Ruckert is an aggressive blocker in both the running game and pass protection. He has good play strength and generally solid technique to play with leverage and sustain his blocks. Ruckert is also capable of uncoiling his hips, striking, and driving defenders, occasionally knocking linebackers or defensive backs to the ground. He works to sustain his blocks and does a good job of delivering chip blocks when he releases into his routes.
While Ruckert is a good blocker when his blocks land, he can be frustratingly inconsistent in his accuracy. At times his hands land poorly and defenders are able to slip his blocks, while he can miss defenders entirely at other times. He can also be a bit slow off the snap on some plays, and occasionally loses track of defenders in chaotic situations.
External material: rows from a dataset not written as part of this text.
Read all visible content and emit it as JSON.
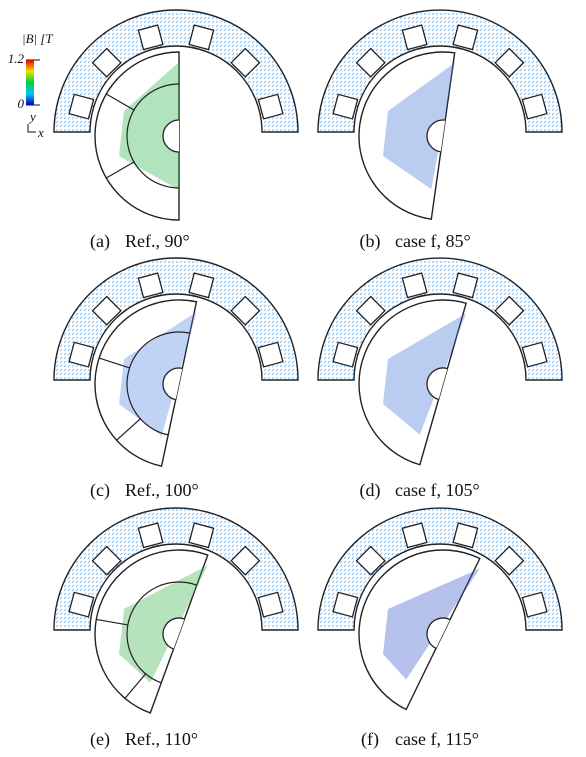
{
  "colorbar": {
    "label": "|B| [T",
    "ticks": [
      0,
      1.2
    ],
    "axes": {
      "y": "y",
      "x": "x"
    }
  },
  "panels": [
    {
      "tag": "(a)",
      "caption": "Ref., 90°"
    },
    {
      "tag": "(b)",
      "caption": "case f, 85°"
    },
    {
      "tag": "(c)",
      "caption": "Ref., 100°"
    },
    {
      "tag": "(d)",
      "caption": "case f, 105°"
    },
    {
      "tag": "(e)",
      "caption": "Ref., 110°"
    },
    {
      "tag": "(f)",
      "caption": "case f, 115°"
    }
  ]
}
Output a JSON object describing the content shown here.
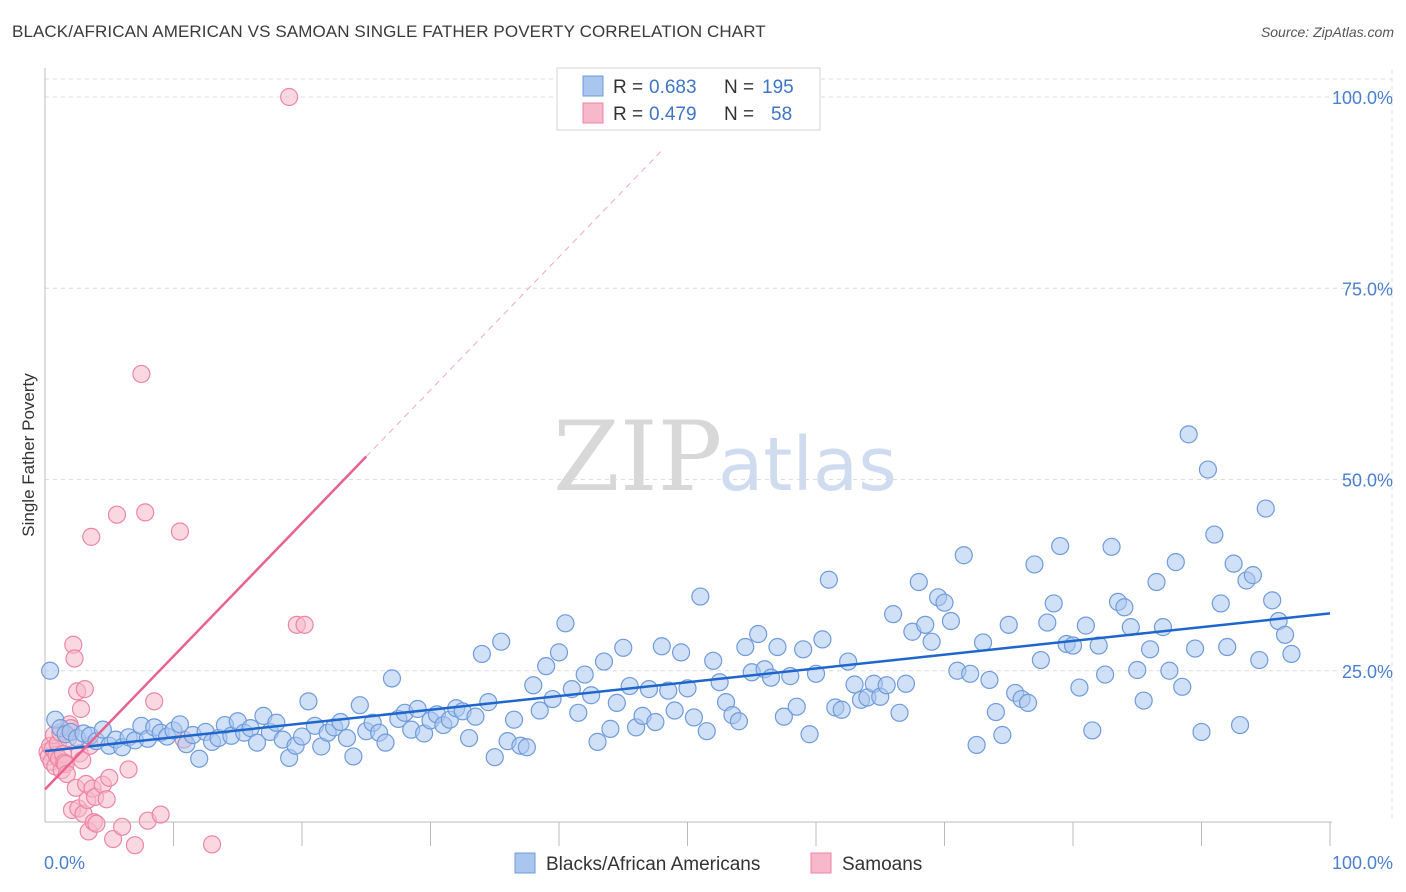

Ruckert is also an athletic player for a 6-foot-5, 250-pound tight end, but he falls short of the upper echelons of tight end athleticism. He moves well and has solid long speed, but doesn’t appear to be an elite athlete in any one area.
Overall Grade: 7.5
Ohio State tight end Jeremy Ruckert has the skill-set and traits to develop into a starting tight end at the NFL level – or at the very least a very high quality “TE2” for teams that use a lot of 12-personnel groupings.
His size and blocking prowess suggest a classic “complete” tight end, but Ruckert’s experience and versatility should allow him to do just about anything his future offense will ask of him. While he has plenty of experience as an in-line or detached tight “Y” tight end, he also has plenty of experience as an H-Back, slot receiver, and wide receiver.
Ruckert isn’t a finished product yet, though he should be a solid contributor early in his career. He still needs to work on being more accurate in his blocks and improve his hand usage to better sustain his blocks.
Likewise, Ruckert can stand to improve as a receiver as well. This isn’t terribly surprising, as he was an almost complete afterthought in Ohio State’s passing offense. That isn’t a surprise given the caliber of receivers (and running backs) they routinely boast, but Ruckert would benefit from an increased role and more looks in the passing game.